Intermountain seeks to extend reach of its telehealth programs

Telemedicine services to help rural hospitals provide specialized care to underserved communities.


Utah’s Intermountain Healthcare has launched what it contends is one of the nation’s largest telehealth programs to help rural hospitals provide medical care to underserved communities, offering advanced telemedicine services such as stroke evaluation, mental health counseling, and intensive and newborn critical care.

Called Intermountain Connect Care Pro, the virtual service combines 35 telehealth programs and more than 500 caregivers in an effort to supplement existing medical capabilities at rural hospitals that have not had access to specialized care for their patients.
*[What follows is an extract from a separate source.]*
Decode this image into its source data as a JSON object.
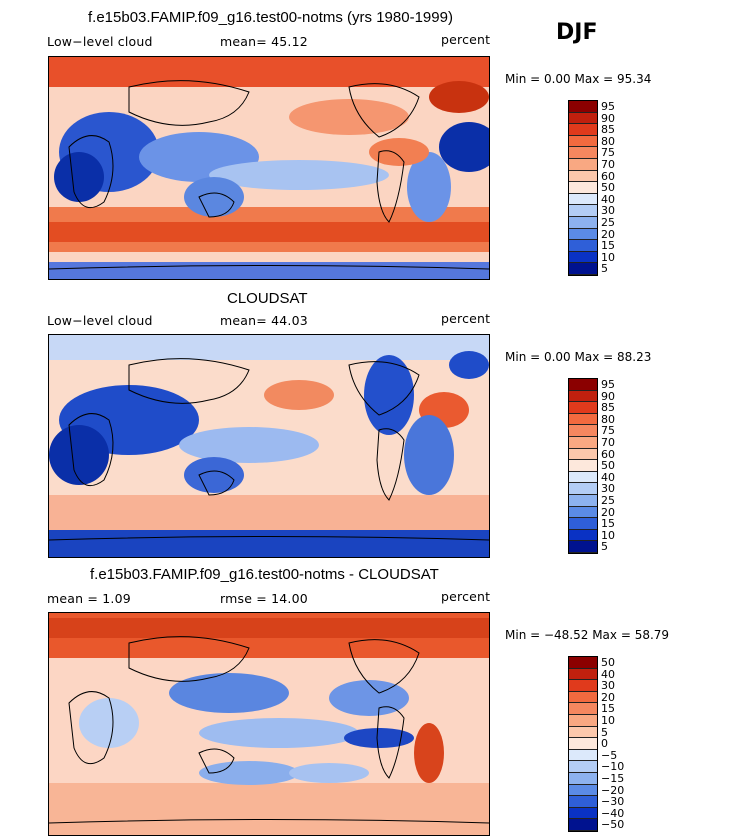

Currently, all 22 of Intermountain’s facilities—including 10 rural hospitals—are leveraging the service. In addition, nine hospitals outside of the not-for-profit healthcare system are utilizing the clinically integrated, digitally enabled approach to providing high-quality care to underserved patients.

“Our partnership with Intermountain Connect Care Pro has had a huge positive impact on our community,” said Charlene Kelly, chief nursing officer at Kane County Hospital, an independent rural facility located in Kanab, Utah. “Kanab has had one of the highest suicide rates in the state, not including patients that come to us from our border town in Arizona, and we don’t have a crisis worker here. Trying to place a patient who has not had a crisis evaluation was next to impossible. With crisis care from Intermountain Healthcare, patients receive that crisis evaluation in less than an hour, and if the crisis worker recommends inpatient treatment, they assist in placing the patient.”

Also See: Intermountain launches infectious diseases telehealth program

One of the major benefits of Connect Care Pro is that the service enables patients to receive healthcare services at their local medical facilities so they can stay closer to home—and, in the process, save time and money.

According to Intermountain , a sick baby at a southern Utah hospital was supported through Connect Care Pro services and received a critical care consultation that enabled the infant to stay in that facility instead of being transferred to a newborn intensive care unit in Salt Lake City. As a result, $18,000 in transfer costs were avoided, and the baby’s parents were able to remain in their local community, saving them from having to travel 400 miles and seven hours round trip each time they wanted to see their baby.

Intermountain has long used telehealth to increase patient access to services in rural Utah. In fact, by leveraging telehealth technology to reduce the need for transfers of sick newborns to other hospitals, the healthcare organization contends that it has lowered the cost of care for patients by more than $2.1 million over several years.

Going forward, Intermountain wants to extend Connect Care Pro services to underserved communities where they can be easily accessed. Among the options being considered are patient kiosks or access devices in locations such as homeless shelters, schools, community centers and even jails.